What is concerning is that Ken Campbell is supposed to know the precincts in the area that he represents or at least you would think that he would. But as we learned on Thursday, he obviously doesn’t and the Nueces County Fire Commissioners just let him go about virtually un-checked. That lack of guardianship is what led to this whole mess.
It isn’t exactly sure when the problem was first noticed but on Thursday, it became clear that the public and voters in the politically active North Padre area were furious. Nearly simultaneously, the Southside Light Newspaper and the Island Moon Newspaper broke the story which unraveled fairly quickly. By 10:00 p.m. local television news had latched onto the story and by morning, it was tucked away beneath the endless stacks of other stories that cycle their way through the news day. But the problem didn’t go away and in fact, questions surrounding the great mistake grew even more and more concerning.

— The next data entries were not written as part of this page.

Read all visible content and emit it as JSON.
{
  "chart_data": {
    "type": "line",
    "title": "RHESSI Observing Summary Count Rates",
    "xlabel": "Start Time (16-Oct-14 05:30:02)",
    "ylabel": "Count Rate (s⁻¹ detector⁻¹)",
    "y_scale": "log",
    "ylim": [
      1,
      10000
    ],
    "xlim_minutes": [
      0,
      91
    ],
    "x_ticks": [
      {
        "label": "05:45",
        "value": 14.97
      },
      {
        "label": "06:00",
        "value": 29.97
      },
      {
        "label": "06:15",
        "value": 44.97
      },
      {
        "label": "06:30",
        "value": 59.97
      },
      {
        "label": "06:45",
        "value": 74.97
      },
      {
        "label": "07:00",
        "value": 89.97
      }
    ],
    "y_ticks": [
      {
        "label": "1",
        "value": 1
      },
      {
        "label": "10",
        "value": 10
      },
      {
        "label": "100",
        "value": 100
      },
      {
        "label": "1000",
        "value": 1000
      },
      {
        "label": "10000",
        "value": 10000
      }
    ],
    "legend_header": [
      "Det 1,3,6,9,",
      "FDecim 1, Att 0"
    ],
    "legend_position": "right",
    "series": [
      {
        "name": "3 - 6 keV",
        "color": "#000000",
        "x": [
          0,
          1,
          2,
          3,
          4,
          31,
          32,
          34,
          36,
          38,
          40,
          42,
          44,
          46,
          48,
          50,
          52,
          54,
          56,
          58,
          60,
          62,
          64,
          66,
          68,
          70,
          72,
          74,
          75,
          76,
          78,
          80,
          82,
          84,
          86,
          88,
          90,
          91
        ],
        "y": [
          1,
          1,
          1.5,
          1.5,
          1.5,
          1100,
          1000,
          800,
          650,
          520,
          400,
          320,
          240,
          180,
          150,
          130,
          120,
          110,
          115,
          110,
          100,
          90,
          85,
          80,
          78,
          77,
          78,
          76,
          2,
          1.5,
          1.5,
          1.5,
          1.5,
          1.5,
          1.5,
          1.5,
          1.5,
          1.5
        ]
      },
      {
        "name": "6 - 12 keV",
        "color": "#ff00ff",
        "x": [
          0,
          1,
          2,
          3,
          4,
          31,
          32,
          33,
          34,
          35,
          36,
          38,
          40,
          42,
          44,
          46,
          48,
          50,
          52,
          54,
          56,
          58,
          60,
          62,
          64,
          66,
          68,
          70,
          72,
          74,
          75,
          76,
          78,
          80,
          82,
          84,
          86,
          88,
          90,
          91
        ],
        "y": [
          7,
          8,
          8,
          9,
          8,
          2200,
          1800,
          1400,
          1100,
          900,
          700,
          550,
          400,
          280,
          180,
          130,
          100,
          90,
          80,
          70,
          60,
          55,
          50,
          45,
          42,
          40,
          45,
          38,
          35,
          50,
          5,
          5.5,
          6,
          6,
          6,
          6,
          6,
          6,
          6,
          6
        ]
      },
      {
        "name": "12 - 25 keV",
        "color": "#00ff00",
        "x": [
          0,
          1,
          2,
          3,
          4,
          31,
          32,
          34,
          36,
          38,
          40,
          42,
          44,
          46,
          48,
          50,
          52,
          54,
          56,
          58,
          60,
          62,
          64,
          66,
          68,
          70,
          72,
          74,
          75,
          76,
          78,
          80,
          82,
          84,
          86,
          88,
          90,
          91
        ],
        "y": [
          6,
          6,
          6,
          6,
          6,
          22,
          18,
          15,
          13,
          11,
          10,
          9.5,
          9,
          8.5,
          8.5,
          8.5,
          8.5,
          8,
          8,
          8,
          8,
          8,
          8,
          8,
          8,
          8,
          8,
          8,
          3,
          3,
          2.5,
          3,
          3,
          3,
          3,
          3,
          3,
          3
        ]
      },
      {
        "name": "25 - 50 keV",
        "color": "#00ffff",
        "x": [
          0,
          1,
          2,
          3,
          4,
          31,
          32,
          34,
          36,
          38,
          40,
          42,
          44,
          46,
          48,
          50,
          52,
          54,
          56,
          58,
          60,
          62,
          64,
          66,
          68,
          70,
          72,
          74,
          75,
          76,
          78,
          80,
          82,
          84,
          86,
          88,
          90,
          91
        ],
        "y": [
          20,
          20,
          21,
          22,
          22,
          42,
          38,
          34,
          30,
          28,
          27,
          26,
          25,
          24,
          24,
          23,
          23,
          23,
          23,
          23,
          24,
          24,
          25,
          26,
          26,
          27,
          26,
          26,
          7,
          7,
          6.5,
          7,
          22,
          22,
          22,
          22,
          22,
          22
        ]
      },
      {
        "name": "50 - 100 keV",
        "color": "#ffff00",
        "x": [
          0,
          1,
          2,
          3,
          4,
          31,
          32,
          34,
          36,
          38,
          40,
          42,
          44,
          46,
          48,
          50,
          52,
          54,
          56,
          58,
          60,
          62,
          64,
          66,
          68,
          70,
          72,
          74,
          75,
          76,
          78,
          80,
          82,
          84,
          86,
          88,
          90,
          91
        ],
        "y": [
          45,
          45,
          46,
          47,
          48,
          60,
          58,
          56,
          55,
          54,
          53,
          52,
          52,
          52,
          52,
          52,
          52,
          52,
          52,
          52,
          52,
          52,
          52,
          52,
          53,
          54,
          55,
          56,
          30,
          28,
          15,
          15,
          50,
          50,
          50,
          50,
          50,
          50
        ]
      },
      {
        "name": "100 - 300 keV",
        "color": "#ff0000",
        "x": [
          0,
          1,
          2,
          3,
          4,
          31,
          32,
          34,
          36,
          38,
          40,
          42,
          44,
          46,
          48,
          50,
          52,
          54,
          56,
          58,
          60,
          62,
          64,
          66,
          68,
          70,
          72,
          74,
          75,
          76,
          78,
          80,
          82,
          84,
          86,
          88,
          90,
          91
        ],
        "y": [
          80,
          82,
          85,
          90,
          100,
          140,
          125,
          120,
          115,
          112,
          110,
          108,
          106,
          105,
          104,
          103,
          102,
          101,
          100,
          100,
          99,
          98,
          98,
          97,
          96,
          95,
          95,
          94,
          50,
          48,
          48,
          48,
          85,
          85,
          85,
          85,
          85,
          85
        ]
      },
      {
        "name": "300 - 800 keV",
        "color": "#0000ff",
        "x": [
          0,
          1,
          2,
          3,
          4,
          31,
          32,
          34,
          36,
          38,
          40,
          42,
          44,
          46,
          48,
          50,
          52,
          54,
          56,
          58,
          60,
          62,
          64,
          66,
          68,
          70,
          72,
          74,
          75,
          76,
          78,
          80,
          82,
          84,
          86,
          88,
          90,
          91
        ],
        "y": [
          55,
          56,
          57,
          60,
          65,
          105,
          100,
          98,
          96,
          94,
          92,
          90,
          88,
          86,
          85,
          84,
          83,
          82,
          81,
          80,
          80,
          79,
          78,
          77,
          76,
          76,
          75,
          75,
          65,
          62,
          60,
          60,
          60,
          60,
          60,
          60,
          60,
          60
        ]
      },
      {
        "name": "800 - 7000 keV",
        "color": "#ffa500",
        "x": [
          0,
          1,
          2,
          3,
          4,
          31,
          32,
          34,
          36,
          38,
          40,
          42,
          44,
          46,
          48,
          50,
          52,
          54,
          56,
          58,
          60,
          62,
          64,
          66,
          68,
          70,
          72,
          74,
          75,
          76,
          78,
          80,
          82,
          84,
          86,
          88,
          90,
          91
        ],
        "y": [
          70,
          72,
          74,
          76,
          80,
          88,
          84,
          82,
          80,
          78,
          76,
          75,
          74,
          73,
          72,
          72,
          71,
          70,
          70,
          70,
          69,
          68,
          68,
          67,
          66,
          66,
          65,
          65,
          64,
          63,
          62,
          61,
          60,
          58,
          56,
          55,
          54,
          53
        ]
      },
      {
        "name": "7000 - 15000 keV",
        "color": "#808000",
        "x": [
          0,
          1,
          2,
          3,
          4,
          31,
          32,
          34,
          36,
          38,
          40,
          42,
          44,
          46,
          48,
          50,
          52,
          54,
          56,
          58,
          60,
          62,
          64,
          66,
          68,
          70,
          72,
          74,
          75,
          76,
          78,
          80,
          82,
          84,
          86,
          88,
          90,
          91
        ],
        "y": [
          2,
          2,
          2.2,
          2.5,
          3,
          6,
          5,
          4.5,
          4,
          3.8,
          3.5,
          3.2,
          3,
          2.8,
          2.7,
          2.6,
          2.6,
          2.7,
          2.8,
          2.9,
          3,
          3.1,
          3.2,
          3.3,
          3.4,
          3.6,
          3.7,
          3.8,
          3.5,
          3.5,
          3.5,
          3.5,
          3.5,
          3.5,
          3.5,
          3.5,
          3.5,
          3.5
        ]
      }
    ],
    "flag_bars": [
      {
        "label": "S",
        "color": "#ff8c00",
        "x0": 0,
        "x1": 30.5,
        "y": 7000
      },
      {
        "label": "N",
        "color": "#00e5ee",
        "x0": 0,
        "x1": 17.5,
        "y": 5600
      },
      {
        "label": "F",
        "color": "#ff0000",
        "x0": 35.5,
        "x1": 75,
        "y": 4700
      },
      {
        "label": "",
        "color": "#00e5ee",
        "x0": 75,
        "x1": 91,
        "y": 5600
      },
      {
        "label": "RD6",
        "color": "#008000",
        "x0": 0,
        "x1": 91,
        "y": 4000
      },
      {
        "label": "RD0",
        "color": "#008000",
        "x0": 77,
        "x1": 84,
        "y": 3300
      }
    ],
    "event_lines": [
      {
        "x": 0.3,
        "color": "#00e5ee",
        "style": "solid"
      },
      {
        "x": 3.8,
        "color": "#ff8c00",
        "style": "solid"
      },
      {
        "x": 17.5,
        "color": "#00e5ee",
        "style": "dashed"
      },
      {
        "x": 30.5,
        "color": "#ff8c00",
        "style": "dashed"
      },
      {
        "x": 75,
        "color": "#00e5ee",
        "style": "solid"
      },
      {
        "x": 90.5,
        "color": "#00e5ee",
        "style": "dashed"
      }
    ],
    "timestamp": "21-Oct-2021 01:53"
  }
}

By noon, it was clear that the ballots were going to be what they were going to be and that the measure would appear on Flour Bluff ballots and not on ones out on North Padre Island. So what could be done?
A spokesperson with the Secretary of State’s legal office had confirmed that the ballots could not be changed at this point and that the election was “already baked,” according to the agency.
Stephen Chang, an official spokesperson with the Secretary of State told the Southside Light that the ballots that had already been cast would be counted as such. However, County Clerk Kara Sands added that the proposition concerning the matter would now become a “moot election,” meaning that votes for or against this measure will not even be counted either way.
It is likely that they measure will make its way back on voters ballots in the future and most likely in the November 2020 race, when more voters typically head to the polls—which could be either good or bad for the proposal. The real question is if Ken Campbell will be the one making sure it gets there and if the Nueces County Fire Commissioners are able to handle their business effectively and make sure that their attorney is doing his job? For Nueces County voters, that could be the long pole in the tent. 

Editors Note: As of Friday evening Ken Campbell had not made a formal comment comment on the matter to the Southside Light; All information regarding procedures and documents proving validation of the ballots has been obtained and verified by the Southside Light.